Looking at the table suggests the valence electrons, the outer most electrons, require considerably less energy to remove. This suggests that the outer electrons are much easier to remove from the atom compared to the inner level electrons. The inner level electrons are too tightly bound to be involved in chemical bonding.

TABLE Successive values of ionization energies (I) for the elements sodium through argon (kJ/mol)a

When we look at first and second ionization energy for sodium there is a significant difference. The second ionization is almost ten time learger than the first. What is going on? To explain this all we need to do is consider which electrons are being ionized and what level are those electrons coming from. So lets look at the electron configuration for sodium,

1s²2s²2p⁶3s¹

The first electron ionized it the electron in the highest energy level...the 3s. That electron requires some amount of energy to remove. When the second electron is removed it comes from the 2p sublevel, as that is the sublevel with the next highest energy. Why do it take so much more energy to remove the second electron in sodium? It has to do with the fact that the second electron feels a greater attraction to the nucleus compared to the first electron removed. The effective nuclear charge is a direct measure of the attraction an electron feels to the nucleus.

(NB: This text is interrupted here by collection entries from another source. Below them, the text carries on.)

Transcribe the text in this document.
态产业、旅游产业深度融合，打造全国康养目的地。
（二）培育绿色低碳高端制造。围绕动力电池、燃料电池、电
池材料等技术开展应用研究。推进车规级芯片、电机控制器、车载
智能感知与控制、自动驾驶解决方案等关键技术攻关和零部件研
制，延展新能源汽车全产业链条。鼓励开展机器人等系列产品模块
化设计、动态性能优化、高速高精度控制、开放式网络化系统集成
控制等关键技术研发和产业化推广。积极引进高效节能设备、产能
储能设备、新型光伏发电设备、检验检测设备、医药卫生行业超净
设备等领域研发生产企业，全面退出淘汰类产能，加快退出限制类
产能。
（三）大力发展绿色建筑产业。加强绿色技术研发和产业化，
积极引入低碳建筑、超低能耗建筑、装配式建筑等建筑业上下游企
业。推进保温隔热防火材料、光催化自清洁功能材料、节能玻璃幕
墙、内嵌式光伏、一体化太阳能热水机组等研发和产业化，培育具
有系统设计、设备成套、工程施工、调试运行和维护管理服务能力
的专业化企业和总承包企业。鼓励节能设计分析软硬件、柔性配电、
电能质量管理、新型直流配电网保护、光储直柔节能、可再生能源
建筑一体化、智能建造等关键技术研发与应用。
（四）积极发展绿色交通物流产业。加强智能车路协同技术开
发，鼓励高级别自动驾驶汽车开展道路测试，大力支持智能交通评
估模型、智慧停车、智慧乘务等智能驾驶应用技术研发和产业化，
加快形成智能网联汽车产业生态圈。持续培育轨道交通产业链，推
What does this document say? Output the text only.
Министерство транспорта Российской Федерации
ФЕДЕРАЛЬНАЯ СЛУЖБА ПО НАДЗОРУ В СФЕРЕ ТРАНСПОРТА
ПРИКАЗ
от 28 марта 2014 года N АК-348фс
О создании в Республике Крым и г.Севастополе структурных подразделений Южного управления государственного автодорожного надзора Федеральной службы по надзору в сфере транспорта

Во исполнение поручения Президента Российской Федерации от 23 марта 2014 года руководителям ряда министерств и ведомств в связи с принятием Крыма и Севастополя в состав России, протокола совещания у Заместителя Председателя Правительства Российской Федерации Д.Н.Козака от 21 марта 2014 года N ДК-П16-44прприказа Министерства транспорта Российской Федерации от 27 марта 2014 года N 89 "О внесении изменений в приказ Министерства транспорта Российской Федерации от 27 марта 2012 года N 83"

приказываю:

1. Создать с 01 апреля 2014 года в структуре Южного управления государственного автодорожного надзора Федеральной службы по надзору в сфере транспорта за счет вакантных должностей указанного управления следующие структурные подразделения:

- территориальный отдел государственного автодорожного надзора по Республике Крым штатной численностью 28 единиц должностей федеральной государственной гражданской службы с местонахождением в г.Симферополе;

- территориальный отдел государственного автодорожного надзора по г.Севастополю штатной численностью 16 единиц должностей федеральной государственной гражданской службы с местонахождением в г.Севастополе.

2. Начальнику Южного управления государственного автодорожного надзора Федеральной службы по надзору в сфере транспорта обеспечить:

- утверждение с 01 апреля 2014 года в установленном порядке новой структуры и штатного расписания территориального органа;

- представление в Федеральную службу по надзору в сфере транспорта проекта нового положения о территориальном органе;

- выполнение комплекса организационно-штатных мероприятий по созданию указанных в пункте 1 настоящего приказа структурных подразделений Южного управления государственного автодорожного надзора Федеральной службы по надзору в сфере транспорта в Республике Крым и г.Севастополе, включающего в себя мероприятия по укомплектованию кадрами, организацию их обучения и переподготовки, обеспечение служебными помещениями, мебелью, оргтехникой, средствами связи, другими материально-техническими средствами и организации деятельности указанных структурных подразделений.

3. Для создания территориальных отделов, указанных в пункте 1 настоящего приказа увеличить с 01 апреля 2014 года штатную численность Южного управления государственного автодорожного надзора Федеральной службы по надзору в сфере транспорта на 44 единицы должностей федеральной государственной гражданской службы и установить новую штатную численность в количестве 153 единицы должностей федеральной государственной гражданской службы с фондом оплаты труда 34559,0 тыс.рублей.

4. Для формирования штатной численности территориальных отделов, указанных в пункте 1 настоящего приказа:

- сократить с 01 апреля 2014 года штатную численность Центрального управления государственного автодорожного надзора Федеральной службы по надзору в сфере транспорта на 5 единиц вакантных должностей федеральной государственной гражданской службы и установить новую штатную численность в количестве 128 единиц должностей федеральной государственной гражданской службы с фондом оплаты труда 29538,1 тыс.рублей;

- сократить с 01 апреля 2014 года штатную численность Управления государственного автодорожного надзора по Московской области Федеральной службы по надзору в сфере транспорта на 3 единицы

The effective nuclear charge experienced by the valence (3s) electron in the neutral sodium atom is +1. We get this number by subtracting the inner core electrons (10) from the total nuclear charge (11). After removing the 3s electron we have Na⁺, which has the electron configuration of 1s²2s²2p⁶. The next electron removed comes from the 2p sublevel. To calculate the effective nuclear charge on a 2p electron we subtract the inner core electrons (2) from the nuclear charge (11) and we get +9. Clearly an electron in the 2p sublevel experiences a great effective nuclear charge compared to the 3s electron. That is why it takes more energy to remove an electron from the 2p sublevel in sodium compared to the 3s sublevel.

Now consider the variation in the first ionization potentials and position of the element in the periodic table. If we look at a plot of 1st ionization versus atomic number certain trends are evident. The figure below shows the 1st ionization energies.

Notice the general trend is for the ionization energy to increase going across a period. This makes sense if we recall the atomic radius decreases going across the period. If the atom gets smaller it means the electrons feel a greater attraction to the nucleus and it is more difficult to remove the electron.

When we look more closely at the trend in ionization energies we see two deviations. Boron's ionization energy is lower than beryllium's and oxygen's is lower than nitrogen's. What gives? In the first case, lets look at the energy level diagram for boron and beryllium.

Notice the energy for the 2s and the 2p sublevels. The 2s sublevel is lower in energy compared to the 2p sublevel. So when we try to remove the first electron in boron it is easier because it is higher in energy. Therefore the the first ionization energy for boron drops when compared to beryllium. As we continue across to carbon and then to nitrogen the electrons are going into the same sublevel and we see the ionization energy increasing.

The second occurs from nitrogen to oxygen. What is going on in this case? Again we need to look at the energy level diagrams for the two atoms. In nitrogen all of the 2p orbitals are half-filled. When we go next to oxygen the electron must be placed in one of the half-filled orbitals. But we know that it requires some extra energy to place two electrons into the same orbital. Since it takes slightly more energy to pair the electrons it takes less energy to remove the paired electron in oxygen. So we see a small decrease in the first ionization energy when going from nitrogen to oxygen.